Built in 1875, Penn Rowing’s home on Boathouse Row has launched countless shells over the program’s distinguished history. That legacy is not lost on today’s student-athletes.
“I remember my first year on the team, being in awe of the historic feeling of the old boathouse,” says Quinn Solberg, co-captain of the men’s lightweight rowing team along with Niels Terwiesch. “With Boathouse Row and being surrounded by the history of Quakers rowing out of Penn’s boathouse, it seemed like we were a part of something bigger than ourselves.”
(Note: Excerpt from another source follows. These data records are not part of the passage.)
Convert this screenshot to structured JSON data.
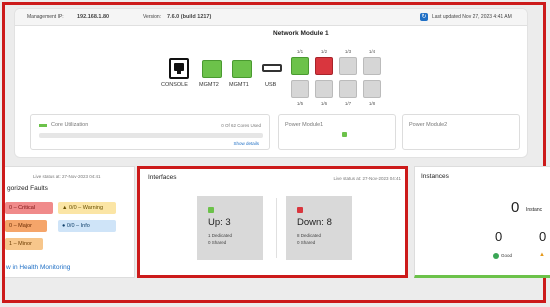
{
  "header": {
    "mgmt_ip_label": "Management IP:",
    "mgmt_ip": "192.168.1.80",
    "version_label": "Version:",
    "version": "7.6.0 (build 1217)",
    "last_updated": "Last updated Nov 27, 2023 4:41 AM"
  },
  "chassis": {
    "console": "CONSOLE",
    "mgmt2": "MGMT2",
    "mgmt1": "MGMT1",
    "usb": "USB",
    "network_module_title": "Network Module 1",
    "top_ports": [
      "1/1",
      "1/2",
      "1/3",
      "1/4"
    ],
    "bottom_ports": [
      "1/5",
      "1/6",
      "1/7",
      "1/8"
    ]
  },
  "summary": {
    "core_utilization": "Core Utilization",
    "cores_used": "0 Of 62 Cores Used",
    "show_details": "Show details",
    "power_module1": "Power Module1",
    "power_module2": "Power Module2"
  },
  "faults": {
    "live_status": "Live status at: 27-Nov-2023 04:41",
    "title": "gorized Faults",
    "critical": "0 – Critical",
    "warning": "0/0 – Warning",
    "major": "0 – Major",
    "info": "0/0 – Info",
    "minor": "1 – Minor",
    "link": "w in Health Monitoring"
  },
  "interfaces": {
    "title": "Interfaces",
    "live_status": "Live status at: 27-Nov-2023 04:41",
    "up": {
      "label": "Up: 3",
      "dedicated": "1 Dedicated",
      "shared": "0 Shared"
    },
    "down": {
      "label": "Down: 8",
      "dedicated": "8 Dedicated",
      "shared": "0 Shared"
    }
  },
  "instances": {
    "title": "Instances",
    "total_count": "0",
    "total_label": "Instanc",
    "good_count": "0",
    "good_label": "Good",
    "second_count": "0"
  },
  "colors": {
    "highlight_red": "#cc1a1a",
    "port_green": "#6cc24a",
    "port_red": "#d9363e",
    "port_gray": "#d6d6d6",
    "critical_bg": "#f08a8a",
    "major_bg": "#f5a56a",
    "minor_bg": "#f7c68b",
    "warning_bg": "#fbe5a5",
    "info_bg": "#cfe4f8"
  }
}
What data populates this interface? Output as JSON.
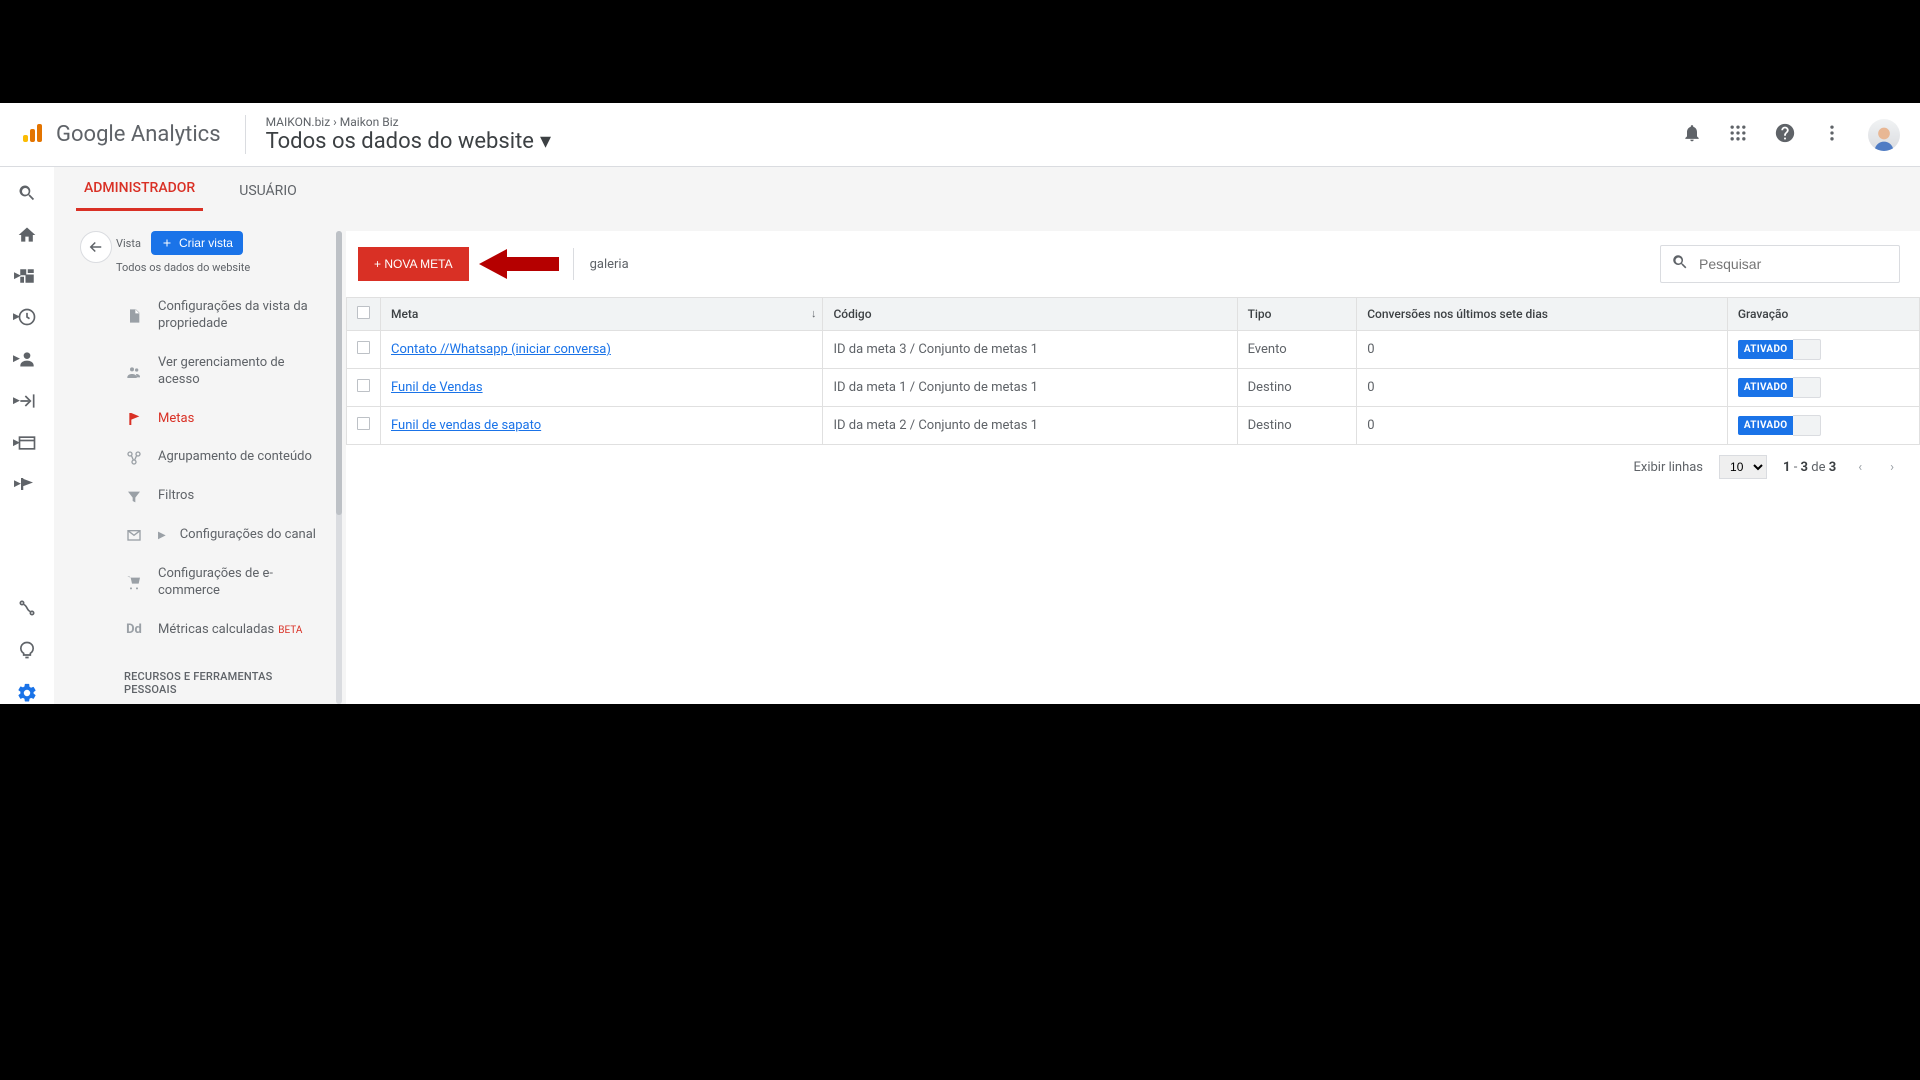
{
  "header": {
    "brand": "Google Analytics",
    "crumb1": "MAIKON.biz",
    "crumb2": "Maikon Biz",
    "title": "Todos os dados do website"
  },
  "tabs": {
    "admin": "ADMINISTRADOR",
    "user": "USUÁRIO"
  },
  "column": {
    "title": "Vista",
    "create": "Criar vista",
    "subtitle": "Todos os dados do website",
    "nav": {
      "view_settings": "Configurações da vista da propriedade",
      "access": "Ver gerenciamento de acesso",
      "goals": "Metas",
      "grouping": "Agrupamento de conteúdo",
      "filters": "Filtros",
      "channel": "Configurações do canal",
      "ecommerce": "Configurações de e-commerce",
      "metrics": "Métricas calculadas",
      "metrics_badge": "BETA"
    },
    "section": "RECURSOS E FERRAMENTAS PESSOAIS"
  },
  "toolbar": {
    "new_goal": "+ NOVA META",
    "gallery": "galeria",
    "search_placeholder": "Pesquisar"
  },
  "table": {
    "headers": {
      "meta": "Meta",
      "codigo": "Código",
      "tipo": "Tipo",
      "conversoes": "Conversões nos últimos sete dias",
      "gravacao": "Gravação"
    },
    "rows": [
      {
        "meta": "Contato //Whatsapp (iniciar conversa)",
        "codigo": "ID da meta 3 / Conjunto de metas 1",
        "tipo": "Evento",
        "conv": "0",
        "toggle": "ATIVADO"
      },
      {
        "meta": "Funil de Vendas",
        "codigo": "ID da meta 1 / Conjunto de metas 1",
        "tipo": "Destino",
        "conv": "0",
        "toggle": "ATIVADO"
      },
      {
        "meta": "Funil de vendas de sapato",
        "codigo": "ID da meta 2 / Conjunto de metas 1",
        "tipo": "Destino",
        "conv": "0",
        "toggle": "ATIVADO"
      }
    ]
  },
  "pager": {
    "show_rows": "Exibir linhas",
    "page_size": "10",
    "range_1": "1",
    "range_2": "3",
    "of": "de",
    "total": "3"
  }
}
Although the original facility was a marker of a proud tradition, the passage of time necessitated a revitalization to meet the demands of a top-tier rowing program. Penn Athletics responded to the need by embarking on a substantial renovation, aimed at modernization while preserving its iconic details.
Renamed as the Burk-Bergman Boathouse in honor of two legendary coaches, highlights of the renovation include a two-story lobby featuring exhibits and displays from the program’s history; an improved Grand Hall and meeting rooms, creating spaces for community building; and a multipurpose room suited for teaching and training.
“With the original Boathouse built in the late 19th century and multiple additions in subsequent years, it never had a unified layout as it does now,” says Colin Farrell, the Fred W. Leonard Head Coach of Lightweight Rowing.
Success in competitive rowing requires a high level of synchronization, with all team members working in unison during a race. Penn Athletics harnessed those qualities of teamwork and coordination through a fundraising effort that raised $12.6 million from more than 200 donors, including many Penn Rowing alumni.